Une voiture flambe dans le désert d'une fin d'été de l'arrière- pays niçois. A l'intérieur, un vieillard, Anchise, qui avait depuis longtemps fui la réalité. Il tentait d'éterniser le bonheur des jours et des nuits passés avec «la Blanche», sa jeune femme. Petite fille, sa blondeur l'avait ébloui. Il l'avait épousée quelques années plus tard. Et puis la typhoïde était venue assassiner la Blanche alors que lui-même luttait sur un autre front, celui de la guerre. Et peut-être était-elle enceinte quand la fièvre l'avait emportée.
Peut-être. Au moment de ce deuil, tout ce que sait Anchise, tout ce qu'il ressent plutôt, c'est que la tristesse risque de l'engloutir comme elle a englouti sa mère, lorsque la guerre précédente a emporté son père. Il se réfugie alors dans une sorte de sommeil intérieur, où demeure la joie d'autrefois. Passent les saisons, les décennies... Nous l'accompagnons jusqu'à l'incendie final, et volontaire, dans l'admirable roman de Maryline Desbiolles, Anchise.

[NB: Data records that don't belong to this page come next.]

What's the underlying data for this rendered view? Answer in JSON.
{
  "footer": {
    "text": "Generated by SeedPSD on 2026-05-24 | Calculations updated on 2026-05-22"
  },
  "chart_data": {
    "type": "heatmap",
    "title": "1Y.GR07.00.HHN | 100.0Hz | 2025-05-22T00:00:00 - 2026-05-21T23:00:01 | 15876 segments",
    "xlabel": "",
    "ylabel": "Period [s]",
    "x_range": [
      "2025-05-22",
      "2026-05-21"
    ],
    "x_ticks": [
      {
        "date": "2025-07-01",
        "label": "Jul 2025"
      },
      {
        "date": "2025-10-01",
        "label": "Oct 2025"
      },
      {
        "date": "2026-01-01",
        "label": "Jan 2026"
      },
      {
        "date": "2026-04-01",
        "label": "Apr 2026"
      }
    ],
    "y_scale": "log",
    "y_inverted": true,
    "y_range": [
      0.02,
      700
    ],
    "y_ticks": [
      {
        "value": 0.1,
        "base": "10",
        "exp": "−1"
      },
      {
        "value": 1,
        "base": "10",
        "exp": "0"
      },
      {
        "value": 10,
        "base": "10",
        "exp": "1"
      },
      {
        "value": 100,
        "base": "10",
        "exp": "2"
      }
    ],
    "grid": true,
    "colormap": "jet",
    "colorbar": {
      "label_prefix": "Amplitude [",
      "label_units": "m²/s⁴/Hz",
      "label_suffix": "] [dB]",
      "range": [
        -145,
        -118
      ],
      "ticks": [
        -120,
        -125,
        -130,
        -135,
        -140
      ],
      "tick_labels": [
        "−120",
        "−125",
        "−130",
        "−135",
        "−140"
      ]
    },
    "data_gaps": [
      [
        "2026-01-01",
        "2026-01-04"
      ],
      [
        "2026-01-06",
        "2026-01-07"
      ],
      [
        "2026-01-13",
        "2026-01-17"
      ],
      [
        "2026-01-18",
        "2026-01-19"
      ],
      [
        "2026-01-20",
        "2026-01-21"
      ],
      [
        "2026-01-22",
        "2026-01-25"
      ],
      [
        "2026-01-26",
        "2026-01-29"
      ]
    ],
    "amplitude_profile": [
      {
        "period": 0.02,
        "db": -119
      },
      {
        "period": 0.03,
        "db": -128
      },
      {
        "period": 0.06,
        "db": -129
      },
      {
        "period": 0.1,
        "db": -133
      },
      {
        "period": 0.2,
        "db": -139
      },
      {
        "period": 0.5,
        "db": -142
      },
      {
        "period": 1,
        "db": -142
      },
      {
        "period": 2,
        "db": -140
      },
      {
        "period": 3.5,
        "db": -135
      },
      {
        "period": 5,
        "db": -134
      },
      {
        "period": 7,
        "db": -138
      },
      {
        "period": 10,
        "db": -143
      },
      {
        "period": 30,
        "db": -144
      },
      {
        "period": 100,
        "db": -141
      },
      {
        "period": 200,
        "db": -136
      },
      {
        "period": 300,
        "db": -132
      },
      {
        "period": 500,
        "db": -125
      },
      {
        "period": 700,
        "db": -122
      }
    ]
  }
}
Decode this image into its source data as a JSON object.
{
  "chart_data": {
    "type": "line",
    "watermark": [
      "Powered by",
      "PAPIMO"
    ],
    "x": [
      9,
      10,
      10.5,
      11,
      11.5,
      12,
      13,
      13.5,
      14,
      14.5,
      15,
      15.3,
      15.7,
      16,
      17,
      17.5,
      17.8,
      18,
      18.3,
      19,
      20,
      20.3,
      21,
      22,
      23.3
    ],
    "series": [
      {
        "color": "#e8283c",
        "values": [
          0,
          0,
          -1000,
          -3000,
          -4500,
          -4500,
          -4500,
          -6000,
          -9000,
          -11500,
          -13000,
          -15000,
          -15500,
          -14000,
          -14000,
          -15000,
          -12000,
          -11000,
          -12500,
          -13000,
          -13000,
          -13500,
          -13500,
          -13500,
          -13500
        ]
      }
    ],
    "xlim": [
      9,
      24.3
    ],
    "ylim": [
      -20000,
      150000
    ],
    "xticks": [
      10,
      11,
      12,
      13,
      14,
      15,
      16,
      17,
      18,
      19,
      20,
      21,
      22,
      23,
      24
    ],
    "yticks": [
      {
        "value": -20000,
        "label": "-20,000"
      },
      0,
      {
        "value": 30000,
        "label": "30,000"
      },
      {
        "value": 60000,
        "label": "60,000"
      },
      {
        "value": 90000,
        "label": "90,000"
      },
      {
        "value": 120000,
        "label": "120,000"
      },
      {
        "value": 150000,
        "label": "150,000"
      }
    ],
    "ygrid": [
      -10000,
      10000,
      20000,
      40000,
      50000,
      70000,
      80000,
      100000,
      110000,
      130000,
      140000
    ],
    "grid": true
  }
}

Anchise, qui «avait le don des abeilles», se désintéresse de ses ruches. Et peu lui importe que sa maison s'écroule. Seule compte sa voiture. Quand il ne se balade pas dans le voisinage, «il s'en sert dans le seul périmètre de son champ, comme d'une chambre exiguë où il dort en plein soleil». Là sans doute le rêve le rend-il à ces étreintes où la Blanche et lui se retrouvaient «tous deux, trempés comme à la naissance, reliés encore, inentamés, trempés, oints, lustrés, lavés, dégouttants, suintants, reliés encore aux rivières, aux ruisseaux». Il n'a jamais connu d'autre femme.
Maryline Desbiolles dit la solitude d'Anchise dans ce «trou», cet «oubli» où se dressent comme elles peuvent trois maisons. Un peu avant le col de Nice. Sur l'ancienne route du Sel, qui conduisait à Turin. Les voitures y roulent à vive allure. Avec ses quatre-vingts ans, Anchise est à peine plus âgé que ses trois voisins, deux femmes et un retraité du Gaz.
Leitmotiv du roman: «Nous sommes au temps des réserves.» Ces vieillards-là sont comme un petit groupe d'Indiens fourbus, oubliés dans leur campagne, à peine remarqués par les envahisseurs qui viennent y construire des hangars, y jeter leurs rebuts. «La campagne, c'est souvent ça: un abandon, une désuétude, des parenthèses, celles du week-end, des vacances, la vraie vie est ailleurs. Ceux qui habitent là le croient aussi, ils s'enfoncent dans leur maison comme on s'abîme en mer, ils tombent dans les eaux noires, se prennent les pieds dans leur mémoire qui vacille, se débattent faiblement, sont aspirés. La vraie vie est ailleurs.»
Rappelons que dans la mythologie Anchise était le père d'Enée. La splendeur virgilienne de ce roman tient la promesse de son titre. Les guerres, les morts, l'amour, s'inscrivent dans la destinée de l'octogénaire qui, tel le vieux Troyen, est boiteux. Le ciel l'a foudroyé alors qu'il connaissait avec la Blanche son bonheur le plus intense. Comme si le soleil était jaloux de leur rayonnement. Mais de son infirmité il a tiré une manière de danse. «Ce cinglé, ce fou, ce pauvre con d'Anchise», pour employer les termes de son voisin, doit être le génie du lieu. Celui qui a vu les dieux, de tout près. Anchise «comme hantise».